Strikingly absent from these recommendations are any of the older Protestant warnings about church calendars and liberty of conscience or about the devotional assumptions that lay behind the practice of Lent for Roman Catholics. Here is one explanation of Lent’s meaning for Roman Catholic readers:
Though we were created lovingly by God to enjoy the goods of the earth, these goods can consume us, and even become the object of sinful pride, as our first parents in the garden demonstrated. By temporarily renouncing these goods through fasting, we willingly suffer their absence in our flesh as a way to attack sin.
Fasting hurts us, but, like the pain brought about from physical exercise, it is supposed to hurt us. And like exercise, the more pain we endure for God, the more we gain in spiritual rewards.
The desert, then, is the place for Lent not only because it represents the pain and consequences of sin, but also because it is a place of abstinence from the fruits of the earth. When we spiritually withdraw to the desert, its emptiness reminds us that the goods of the earth ultimately cannot satisfy us.
As much as I appreciate Rome’s attention to sin and its consequences — something that doesn’t come through when leaders speak of Christ’s self-sacrificial love as a model for social justice and the dignity of the human person — Lent has significance for Roman Catholics that it cannot have for Protestants. After all, Protestants don’t have a history of self-inflicted pain to merit spiritual rewards. If as the gospel allies would have it that Lent is to remind us of Christ, then we should also be reminded that nothing we do to attack sin can compare with what Christ accomplished in his own suffering and death. If Protestants deny themselves, it is part of sanctification, the mortification of the self, that comes daily and year round through the means of grace and the armor of God (Eph. 6). We don’t spend forty days a year denying self.

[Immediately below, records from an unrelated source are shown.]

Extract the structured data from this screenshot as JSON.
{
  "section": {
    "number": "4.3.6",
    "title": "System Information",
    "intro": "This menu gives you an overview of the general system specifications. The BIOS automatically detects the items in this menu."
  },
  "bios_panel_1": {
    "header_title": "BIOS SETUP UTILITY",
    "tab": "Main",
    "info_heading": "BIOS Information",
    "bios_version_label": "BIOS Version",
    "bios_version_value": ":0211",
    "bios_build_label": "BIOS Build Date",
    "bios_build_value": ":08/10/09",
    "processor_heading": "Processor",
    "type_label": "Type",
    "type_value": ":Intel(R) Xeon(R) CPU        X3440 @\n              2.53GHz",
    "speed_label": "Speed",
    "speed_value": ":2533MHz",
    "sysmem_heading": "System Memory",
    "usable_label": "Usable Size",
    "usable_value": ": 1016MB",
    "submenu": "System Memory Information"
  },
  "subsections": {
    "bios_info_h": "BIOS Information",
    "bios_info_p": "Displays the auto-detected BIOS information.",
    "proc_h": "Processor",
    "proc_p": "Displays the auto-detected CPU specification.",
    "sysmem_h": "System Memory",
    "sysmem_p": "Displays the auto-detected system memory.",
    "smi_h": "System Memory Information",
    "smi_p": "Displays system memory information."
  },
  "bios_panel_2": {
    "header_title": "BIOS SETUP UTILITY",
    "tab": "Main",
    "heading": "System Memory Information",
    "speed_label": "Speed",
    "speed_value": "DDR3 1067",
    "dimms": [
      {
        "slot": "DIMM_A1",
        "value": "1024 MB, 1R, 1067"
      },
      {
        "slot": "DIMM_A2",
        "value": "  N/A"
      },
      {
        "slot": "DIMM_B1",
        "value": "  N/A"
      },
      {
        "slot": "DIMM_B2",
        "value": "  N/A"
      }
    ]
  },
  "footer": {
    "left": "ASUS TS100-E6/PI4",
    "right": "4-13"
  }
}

TGC’s mix-and-match piety, a dose of urban transformationalism from column A, a slice of Roman Catholic devotion from column B, and a dish of sweet (charismatic) and sour (Calvinist) conferences from column C is a undisciplined program by which to promote and defend the gospel. It is further evidence of why Protestantism needs confessional churches, not the parachurch agencies that pillage those those communions.